While privately lamenting the lack of funds to redecorate my school libraries - some non-institutional paint colour, a reading area, etc.-I let my mind wander and imagine how I could re-carpet  repaint, build new shelves, move network drops to rearrange the computers, do something/anything with those hideous ceiling tiles and on, and on...   Then I started picturing how to make the library building itself something that would stand out.  Not being an architect, I wondered what others had done.

Check out these custom libraries..would you like to have one of these spaces near you?



1) Biblioteca Sandro Penna, Italy


Photo credit: Perugia-City.com

While this first reminded me of a tube from a hamster habitat, I like the uniqueness.

2. Stuttgart City Library

Photo credit: Axel Brunst Photography
Putting The Focus On Books:  The Stuttgart City Library looks like an Apple store designed by M.C. Escher. On the outside, it's a perfect cube whose walls align exactly with the four compass points. On the inside, it's pure white with sharp angles and a soaring five-story atrium surrounded by Escher-esque stairs and rectangular furniture. Since opening in 2011, the ultra-modern library—designed by Korean architect Eun Young Yi—has been praised as one of the world's most gorgeous libraries and disparaged for its harshness and sterility. The design lacks the coziness that some people look for in a library but the stark whiteness of the environment itself puts all the focus on the colorful books lining the shelves... and there's no denying it's beautiful.

3. Vasconcelos Library

Entering The Matrix:Mexico City's 409,000-square-foot Vasconcelos Library is known as the Megabiblioteca (megalibrary), making it sound as much like Godzilla's arch nemesis as a haven for bibliophiles. Alberto Kalach, who designed the building after winning Mexico's first international architecture competition in more than a century, created a space that appears to have been taken straight out of a Matrix-inspired dream—with books on crystal shelves that seem to be suspended in mid-air, huge industrial steel fittings, and five grid-like levels with turquoise tinted glass floors. The 500,000 volumes overlook an open courtyard featuring enormous striped whale bones floating from the ceiling. Of course. The whole shebang is surrounded by a massive botanical garden.
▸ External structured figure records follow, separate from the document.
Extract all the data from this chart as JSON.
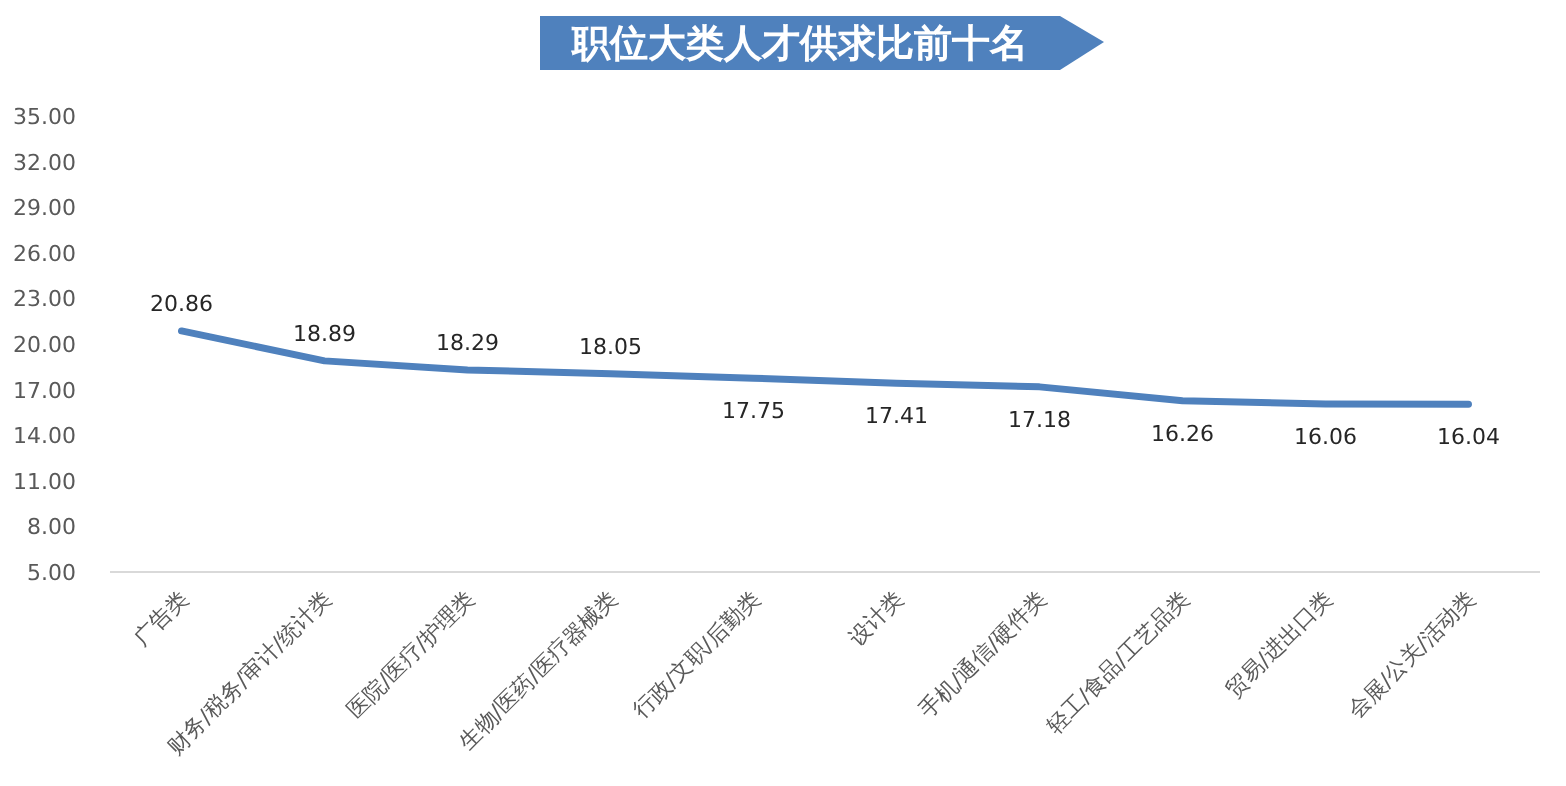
{
  "chart_data": {
    "type": "line",
    "title": "职位大类人才供求比前十名",
    "categories": [
      "广告类",
      "财务/税务/审计/统计类",
      "医院/医疗/护理类",
      "生物/医药/医疗器械类",
      "行政/文职/后勤类",
      "设计类",
      "手机/通信/硬件类",
      "轻工/食品/工艺品类",
      "贸易/进出口类",
      "会展/公关/活动类"
    ],
    "series": [
      {
        "color": "#4f81bd",
        "values": [
          20.86,
          18.89,
          18.29,
          18.05,
          17.75,
          17.41,
          17.18,
          16.26,
          16.06,
          16.04
        ]
      }
    ],
    "ylim": [
      5,
      35
    ],
    "yticks": [
      {
        "value": 5,
        "label": "5.00"
      },
      {
        "value": 8,
        "label": "8.00"
      },
      {
        "value": 11,
        "label": "11.00"
      },
      {
        "value": 14,
        "label": "14.00"
      },
      {
        "value": 17,
        "label": "17.00"
      },
      {
        "value": 20,
        "label": "20.00"
      },
      {
        "value": 23,
        "label": "23.00"
      },
      {
        "value": 26,
        "label": "26.00"
      },
      {
        "value": 29,
        "label": "29.00"
      },
      {
        "value": 32,
        "label": "32.00"
      },
      {
        "value": 35,
        "label": "35.00"
      }
    ],
    "grid": false,
    "marker": "none",
    "line_style": "solid",
    "data_labels": true
  }
}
4. Plans for the national library of the Czech Republic

(image via: Treehugger)
The new national library of the Czech Republic is still in its initial design stages but from the look of the plans, it’s anything but bookish. Materials to be used include unpolished white marble, mirror-finished stainless steel and an abundance of new greenery. A three dimensional construct for the third millennium, the library will have a working capacity of 10 million volumes when completed.
(image via: Treehugger)
Set on the edge of the huge Letna Park in Prague, the library is said to be democratic architecture in a democratic state, as Czechs express long-suppressed desires for freedom of thought that are uniquely suited to the concept of a library.